With over a decade of experience in journalism, Aziz Idris has transitioned into a dedicated videographer and content creator. Passionate about marine conservation, he enjoys travelling and immersing himself in new experiences, always seeking to capture the world's beauty and raise awareness about environmental issues.

Delia S. J. Louis is a well-rounded Marketing and Communications expert and documentary filmmaker. She has created her own documentary titled “Fishermen of the East Coast,” delving into the impact of the Sargassum Seaweed invasion on Saint Lucia’s Food Security.

Elviza Diana started her career as a writer in 2007 and has since covered indigenous peoples' issues, biodiversity, climate change and natural resource management and its ecological, social, cultural and political impacts, as well as climate change. In addition to writing, she is also exploring the world of photography and documentary video.

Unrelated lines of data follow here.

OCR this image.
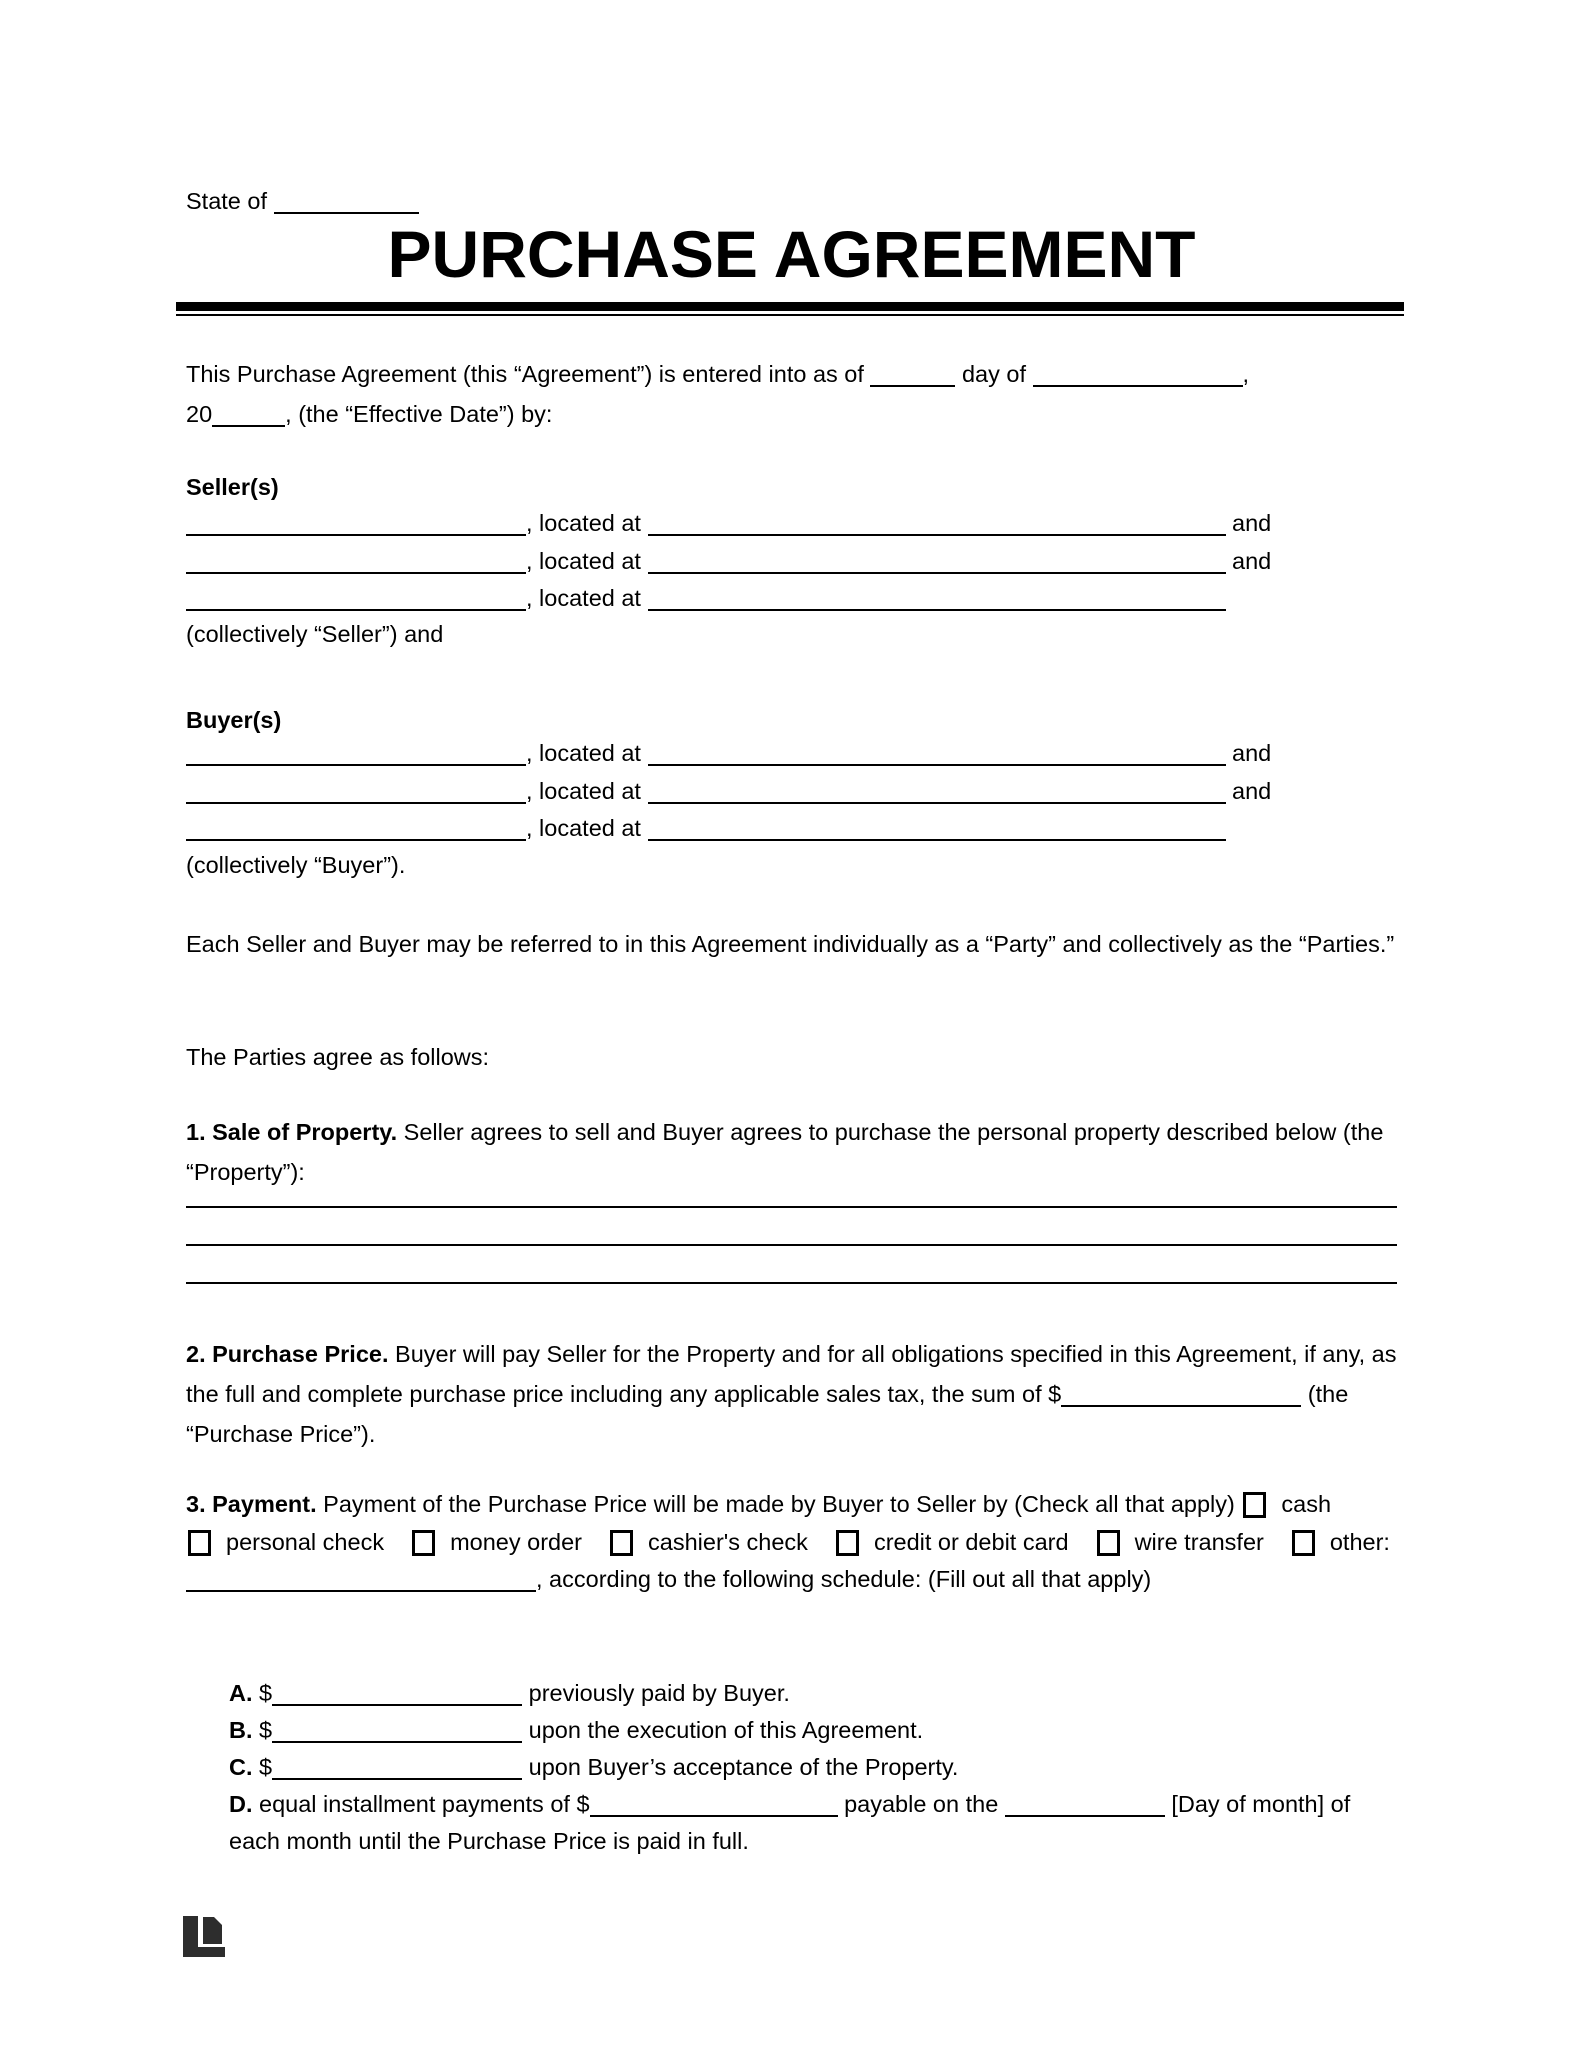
State of
PURCHASE AGREEMENT
This Purchase Agreement (this “Agreement”) is entered into as of	day of	,
20	, (the “Effective Date”) by:
Seller(s)
, located at	and
, located at	and
, located at
(collectively “Seller”) and
Buyer(s)
, located at	and
, located at	and
, located at
(collectively “Buyer”).
Each Seller and Buyer may be referred to in this Agreement individually as a “Party” and collectively as the “Parties.”
The Parties agree as follows:
1. Sale of Property. Seller agrees to sell and Buyer agrees to purchase the personal property described below (the “Property”):
2. Purchase Price. Buyer will pay Seller for the Property and for all obligations specified in this Agreement, if any, as the full and complete purchase price including any applicable sales tax, the sum of $	(the “Purchase Price”).
3. Payment. Payment of the Purchase Price will be made by Buyer to Seller by (Check all that apply) cashpersonal check	money order	cashier's check	credit or debit card	wire transfer	other: , according to the following schedule: (Fill out all that apply)
A. $	previously paid by Buyer.
B. $	upon the execution of this Agreement.
C. $	upon Buyer’s acceptance of the Property.
D. equal installment payments of $	payable on the	[Day of month] of each month until the Purchase Price is paid in full.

Erwin Mascarinas is a seasoned writer and photojournalist based in Mindanao, Philippines. With over 15 years of experience, he has covered diverse issues such as disaster, climate change, tourism, agriculture, conflict, environmental conservation, and community initiatives across the Philippines.

Jeff Joseph is a journalist with a passion for long-form and visual storytelling. His work includes a 2-part documentary on the state of wind energy in the southern Indian state of Tamil Nadu.

Jessica Callender is a 22-year-old freelance videographer. She brings over two years of media experience to her work. She is deeply passionate about climate justice and the immense impact of changing climate patterns on her home country of Guyana and other Caribbean nations.

Originally from Japan, Kaori Kohyama is a freelance journalist, covering Neocolonialism, East Asian politics, inter-regionalism and nature conservation. Her work has been published in Bloomberg, Japan Times, Are We Europe, and Number 1 Shimbun, among others.

Katherine KY Cheng is a photographer and videojournalist based between Toronto, Calgary and Hong Kong. With a background in International Relations, Critical Development Studies, and Journalism, she is driven to share the most urgent stories of our time.

Mi Ni Ni Aung (30) lives on Bilu Island in the Gulf of Martaban in Myanmar’s Mon State. After graduating from Mawlamyine University with a major in chemistry in 2014, she studied journalism at Burma News International (BNI) and subsequently worked as a digital producer for BBC Media Action and others until 2023.

Socheata Hean is a freelance multimedia journalist in Phnom Penh, Cambodia. She produces feature and enterprise stories in both Khmer and English, covering a variety of topics including politics, human rights, education, environment, disability, gender, and women’s empowerment — with online, radio, photojournalism, and video formats.

Sumit Das is a self-taught documentary and aerial cinematographer from New Delhi with a decade of experience in wildlife, environment, and development productions. His work includes contributions to Animal Planet and Discovery India and various other documentary projects.

Tanka Dhakal is an independent journalist based in Kathmandu Nepal. He reports on the environment, climate change, science, health, labor migrations and marginalized communities, including LGBTQIA+.

Theingi Win Tin is a filmmaker and journalist living in Mon State, Myanmar. She took up her studies in the multimedia journalism training program by Myanmar Journalism Institute (MJI) in 2017. In the same year she participated in the Yangon Photo Festival (YPF) with her photo story “Being Able” about the human rights of disabled people.

Trần Thái-Khương is a Vietnamese documentary photographer and filmmaker based in Vietnam. Currently, his works focus on the climate crisis in the Mekong Delta.

Their work will be added to this Flickr album through 2024 for journalists to use for free with attribution.